Thursday, July 10, 2014

How to Start Living the Life of a Full Time Artist

I have almost completed my first two weeks living as a full time artist.  I am finding that the first key to success as an artist is establishing a good working routine.  There are pitfalls to working at home without an established studio and I am trying not to get pulled into them.  I try to start each morning with an early morning walk, a green smoothie, and pot of tea.  I check my email, check Facebook, look at pictures of vintage dolls on the net, and then settle in to work on my current doll project.   I am learning that I need to limit my ipad time and not fall into the trap of searching for the end of the internet because I don’t believe the end really exists.   
The current project I am working on is a tuck comb inspired, ball jointed, needle sculpted, cloth doll with a face overlay.  When I am not working on the doll I am immersing myself into her time period.  I watched a movie on Netflix called Mansfield Park put on by PBS based on the book written by Jane Austin.  I assure you it was just for the sole purpose of costume research and the time was well spent because I had cloth and needle in hand during the entire movie.  In my spare time between doll making and sleep I have been reading Mansfield Park and Mummies by Vera Nazarian. As you may have guessed it is a parody on Jane Austin's Mansfield Park.  And during my endless search for the end of the internet I have found this website   that has everything you might want to know about Jane Austin.

I started working on this doll about 10 months ago while working full time in a demanding job outside of the art field, driving a ridiculous amount between work and home, and trying to keep up with the daily ebbs and flow of life.  I was able to experiment with and create some beautiful ball jointing techniques for this doll during this time period.  Typically I start with the head first but I was so excited about trying to develop different ball jointing techniques that I started with the body.  Unfortunately by the time I got to the head and costume during this time period I was exhausted and out of steam.

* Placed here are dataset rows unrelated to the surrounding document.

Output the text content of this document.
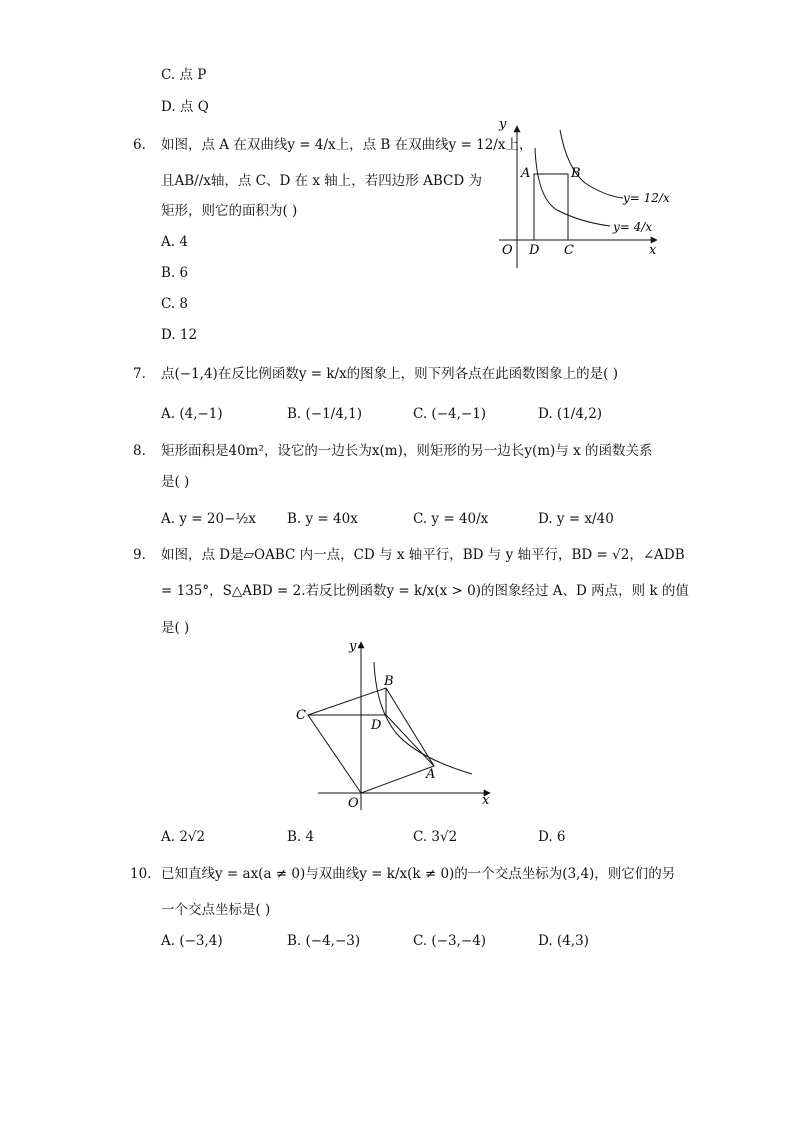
C. 点 P
D. 点 Q
6. 如图，点 A 在双曲线y = 4/x上，点 B 在双曲线y = 12/x上，
且AB//x轴，点 C、D 在 x 轴上，若四边形 ABCD 为
矩形，则它的面积为( )
A. 4
B. 6
C. 8
D. 12
y
x
O
A	B
C
D
y= 12/x
y= 4/x
7. 点(−1,4)在反比例函数y = k/x的图象上，则下列各点在此函数图象上的是( )
A. (4,−1)	B. (−1/4,1)	C. (−4,−1)	D. (1/4,2)
8. 矩形面积是40m²，设它的一边长为x(m)，则矩形的另一边长y(m)与 x 的函数关系
是( )
A. y = 20−½x B. y = 40x	C. y = 40/x	D. y = x/40
9. 如图，点 D是▱OABC 内一点，CD 与 x 轴平行，BD 与 y 轴平行，BD = √2，∠ADB
= 135°，S△ABD = 2.若反比例函数y = k/x(x > 0)的图象经过 A、D 两点，则 k 的值
是( )
y
x
O
A
B
C
D
A. 2√2	B. 4	C. 3√2	D. 6
10. 已知直线y = ax(a ≠ 0)与双曲线y = k/x(k ≠ 0)的一个交点坐标为(3,4)，则它们的另
一个交点坐标是( )
A. (−3,4)	B. (−4,−3)	C. (−3,−4)	D. (4,3)
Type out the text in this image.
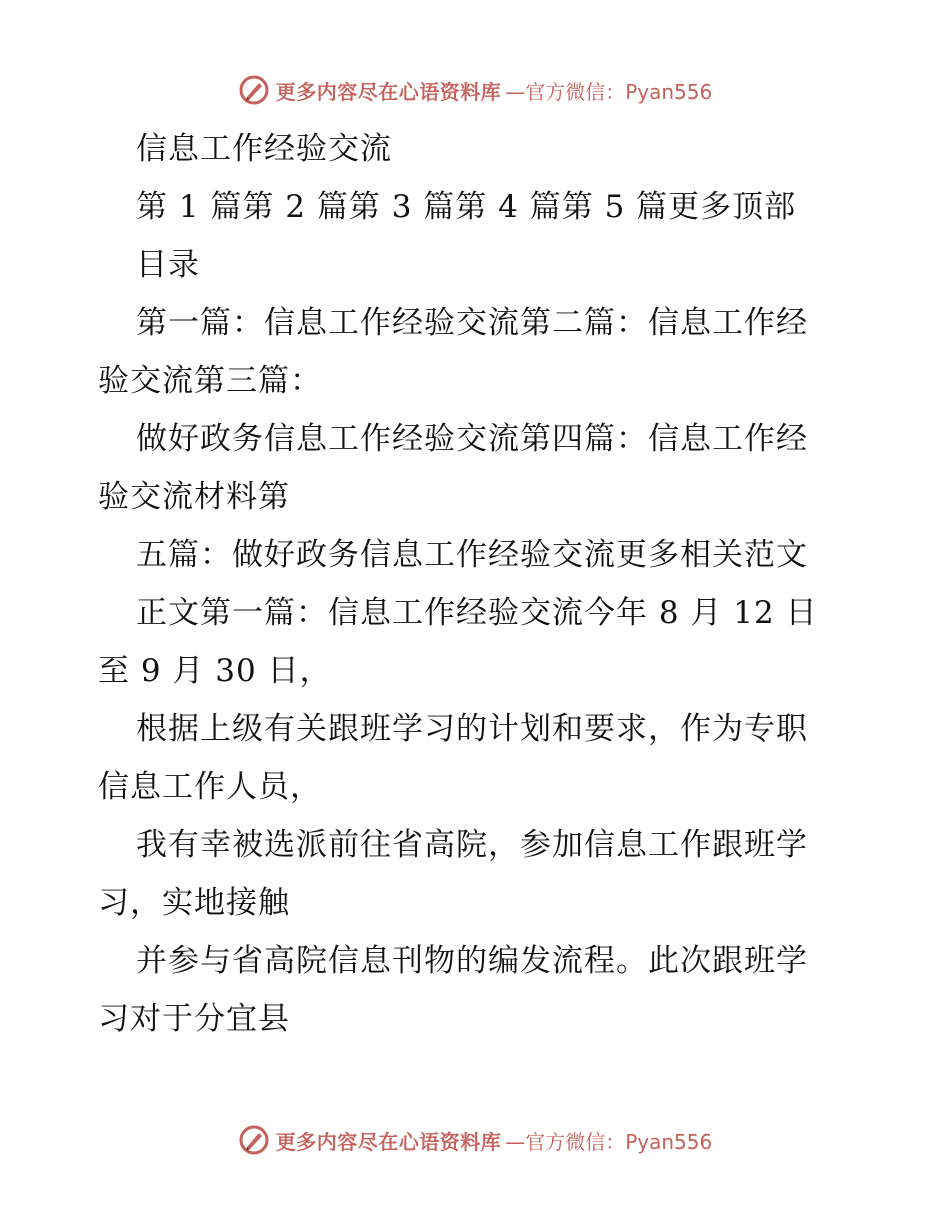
更多内容尽在心语资料库 —官方微信：Pyan556
信息工作经验交流
第 1 篇第 2 篇第 3 篇第 4 篇第 5 篇更多顶部
目录
第一篇：信息工作经验交流第二篇：信息工作经
验交流第三篇：
做好政务信息工作经验交流第四篇：信息工作经
验交流材料第
五篇：做好政务信息工作经验交流更多相关范文
正文第一篇：信息工作经验交流今年 8 月 12 日
至 9 月 30 日，
根据上级有关跟班学习的计划和要求，作为专职
信息工作人员，
我有幸被选派前往省高院，参加信息工作跟班学
习，实地接触
并参与省高院信息刊物的编发流程。此次跟班学
习对于分宜县
更多内容尽在心语资料库 —官方微信：Pyan556
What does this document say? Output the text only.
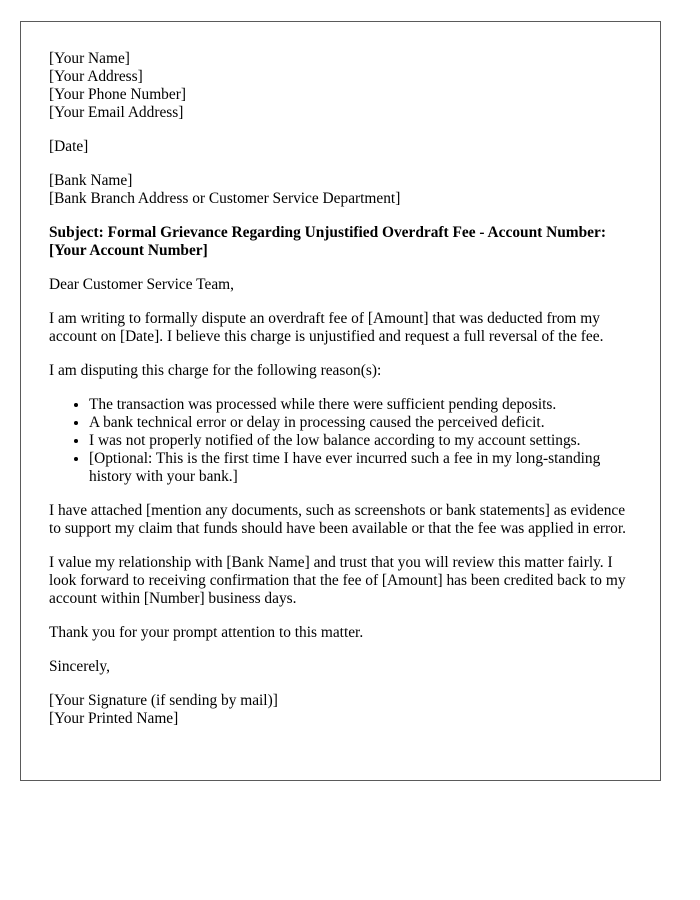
[Your Name]
[Your Address]
[Your Phone Number]
[Your Email Address]
[Date]
[Bank Name]
[Bank Branch Address or Customer Service Department]
Subject: Formal Grievance Regarding Unjustified Overdraft Fee - Account Number: [Your Account Number]

Dear Customer Service Team,

I am writing to formally dispute an overdraft fee of [Amount] that was deducted from my account on [Date]. I believe this charge is unjustified and request a full reversal of the fee.

I am disputing this charge for the following reason(s):

• The transaction was processed while there were sufficient pending deposits.
• A bank technical error or delay in processing caused the perceived deficit.
• I was not properly notified of the low balance according to my account settings.
• [Optional: This is the first time I have ever incurred such a fee in my long-standing history with your bank.]

I have attached [mention any documents, such as screenshots or bank statements] as evidence to support my claim that funds should have been available or that the fee was applied in error.

I value my relationship with [Bank Name] and trust that you will review this matter fairly. I look forward to receiving confirmation that the fee of [Amount] has been credited back to my account within [Number] business days.

Thank you for your prompt attention to this matter.

Sincerely,

[Your Signature (if sending by mail)]
[Your Printed Name]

The first head and beginnings of her costume reflected this and I tossed them into the dead head and dead costume pile.  I redesigned the head to have a more realistic shape and used a cloth overlay to cover that unsightly middle of the face seam often found on needle sculpted cloth doll heads.  I believe she reflects the contentment and balance that I am starting to feel as a result of entering this new phase of life.  Don't you agree?


  1. I totally agree...she's beautiful:)

    I have that Jane Austen site bookmarked. I'm a total Austen junkie....LOL You might like this blog.....

  2. Congratulations on this courageous step. I envy you, and hope this new phase will be as beautiful as your art.

  3. Well done for following your bliss and using your talents this way! I hope you find great satisfaction in what you do. The routine is the way to go and I think we all have the same traps - re internet end - but it's great to see what the trends are and get inspirations as well as the endless but important research we have to do. We nev er stop learning! Enjoy!

  4. Oh, she's wonderful! And I'm with you all the way! I understand about the beguiling nature of the Internet (it's beautiful, but it's also an evil Time Vampire). Good luck!